Aristotle based his ethical system on the notion of forming good habits.  In order to achieve something difficult like “virtue”, he felt, we have to train ourselves to have “good” habits.  This is best achieved by having good mentors and good friends (and it doesn’t hurt to belong to a good city-state) who reinforce the habits we ought to have.

Perhaps too much is made of the distinction, but we currently live in a zeitgeist dominated by Kantian rather than Aristotelian ethics.  In a Kantian system (ours) we judge not good people but rather good deeds.  Moreover a deed is good based not on its results (baby saved from drowning, people can fish for themselves) but rather by the attitude in which it was done.  If an action is done out of a sense of obligation to do good in general, then it is truly good.  If it is done out of a sense of accomplishment – then not so good.

I am making these broad-brush statements about ethics mainly because I am breaking some habits.  I recently moved from my trusted web-host of 5+ years, discountasp.net, to orcsweb.  I have also switched my blog engine from dasBlog to BlogEngine.NET. 

While I firmly believe in the importance of cultivating good habits and am a fervent admirer of the Nichomachean Ethics, I nevertheless sometimes feel the need for a change.

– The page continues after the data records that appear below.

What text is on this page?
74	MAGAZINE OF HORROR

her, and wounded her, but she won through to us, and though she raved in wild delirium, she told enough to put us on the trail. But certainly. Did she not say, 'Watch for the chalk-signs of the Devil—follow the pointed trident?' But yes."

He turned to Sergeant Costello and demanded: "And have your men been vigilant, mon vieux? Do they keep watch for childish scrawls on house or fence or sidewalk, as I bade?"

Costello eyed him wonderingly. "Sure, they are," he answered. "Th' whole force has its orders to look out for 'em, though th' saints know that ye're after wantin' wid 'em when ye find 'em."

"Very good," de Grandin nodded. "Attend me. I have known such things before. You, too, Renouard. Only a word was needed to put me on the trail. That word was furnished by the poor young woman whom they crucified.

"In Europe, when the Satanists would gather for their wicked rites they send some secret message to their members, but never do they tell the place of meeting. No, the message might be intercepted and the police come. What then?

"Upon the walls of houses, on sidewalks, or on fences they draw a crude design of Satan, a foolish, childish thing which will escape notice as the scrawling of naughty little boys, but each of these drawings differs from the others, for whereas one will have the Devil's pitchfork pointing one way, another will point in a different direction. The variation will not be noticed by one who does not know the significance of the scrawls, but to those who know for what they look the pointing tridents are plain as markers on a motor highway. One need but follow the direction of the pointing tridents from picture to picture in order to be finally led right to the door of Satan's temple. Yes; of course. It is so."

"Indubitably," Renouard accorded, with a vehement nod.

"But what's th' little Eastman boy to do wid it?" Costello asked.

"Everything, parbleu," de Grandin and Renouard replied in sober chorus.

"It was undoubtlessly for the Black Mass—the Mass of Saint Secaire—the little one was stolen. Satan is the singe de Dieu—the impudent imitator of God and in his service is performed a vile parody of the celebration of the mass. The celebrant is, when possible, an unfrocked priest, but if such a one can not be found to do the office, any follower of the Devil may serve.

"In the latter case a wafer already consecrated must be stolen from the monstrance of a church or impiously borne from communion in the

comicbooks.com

Discountasp.net is great (especially for developers) but I couldn’t beat free hosting orcsweb was offering for Microsoft MVPs.  Similarly, dasBlog has been very nice over the years (though I’m certain I had it configured incorrectly) but it hasn’t been developed on for a while.  Perhaps everything is perfect with dasBlog the way it is.  All the same, I like the idea of a blog engine that is still being worked on and still has room for improvement.  The last update to BlogEngine.NET was three months ago.  We might say that BlogEngine.net is still trying to inculcate good habits into its code-base. 

One of my personal habits is an occasional desire to jump into the abyss.  I call this a habit because, when the notion hits me to try out something new, I immediately get a sick feeling in my stomach.  This is when the habit comes into play.  When this vertiginous feeling overcomes me, long-established habit tells me to leap forward rather than fall back.

It is a small thing and reveals itself in small ways.  Nevertheless, I feel it is a good habit and one worth cultivating.